I'm just brainstorming...


> access times of HDFS files
> --------------------------
>
>                 Key: HADOOP-1869
>                 URL: https://issues.apache.org/jira/browse/HADOOP-1869
>             Project: Hadoop
>          Issue Type: New Feature
>          Components: dfs
>            Reporter: dhruba borthakur
>
> HDFS should support some type of statistics that allows an administrator to determine when a file was last accessed. 
> Since HDFS does not have quotas yet, it is likely that users keep on accumulating files in their home directories without much regard to the amount of space they are occupying. This causes memory-related problems with the namenode.
> Access times are costly to maintain. AFS does not maintain access times. I thind DCE-DFS does maintain access times with a coarse granularity.

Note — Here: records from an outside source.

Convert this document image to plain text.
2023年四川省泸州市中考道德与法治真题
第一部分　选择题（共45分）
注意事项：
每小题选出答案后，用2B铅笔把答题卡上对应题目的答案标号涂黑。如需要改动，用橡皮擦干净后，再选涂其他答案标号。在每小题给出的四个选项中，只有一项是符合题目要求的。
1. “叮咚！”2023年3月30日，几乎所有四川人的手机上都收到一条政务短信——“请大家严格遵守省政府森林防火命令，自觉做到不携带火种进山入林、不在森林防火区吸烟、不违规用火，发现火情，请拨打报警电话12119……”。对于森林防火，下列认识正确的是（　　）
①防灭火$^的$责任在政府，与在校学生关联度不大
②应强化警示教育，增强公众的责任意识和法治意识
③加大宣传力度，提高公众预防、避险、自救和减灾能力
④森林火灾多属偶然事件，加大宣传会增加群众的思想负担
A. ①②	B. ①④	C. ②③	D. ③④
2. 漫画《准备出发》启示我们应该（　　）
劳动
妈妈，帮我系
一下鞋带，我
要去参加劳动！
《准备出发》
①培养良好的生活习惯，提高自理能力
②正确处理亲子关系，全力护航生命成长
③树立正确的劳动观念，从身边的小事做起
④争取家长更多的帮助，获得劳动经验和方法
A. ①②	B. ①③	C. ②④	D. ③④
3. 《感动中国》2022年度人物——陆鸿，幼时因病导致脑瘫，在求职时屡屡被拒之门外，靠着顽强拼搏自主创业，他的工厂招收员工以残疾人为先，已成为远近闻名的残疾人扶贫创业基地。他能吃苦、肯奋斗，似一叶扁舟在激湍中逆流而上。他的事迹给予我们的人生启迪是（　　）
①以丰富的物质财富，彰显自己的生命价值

> One proposal for HDFS would be to implement something like an "access bit". 
> 1. This access-bit is set when a file is accessed. If the access bit is already set, then this call does not result in a transaction.
> 2. A FileSystem.clearAccessBits() indicates that the access bits of all files need to be cleared.
> An administrator can effectively use the above mechanism (maybe a daily cron job) to determine files that are recently used.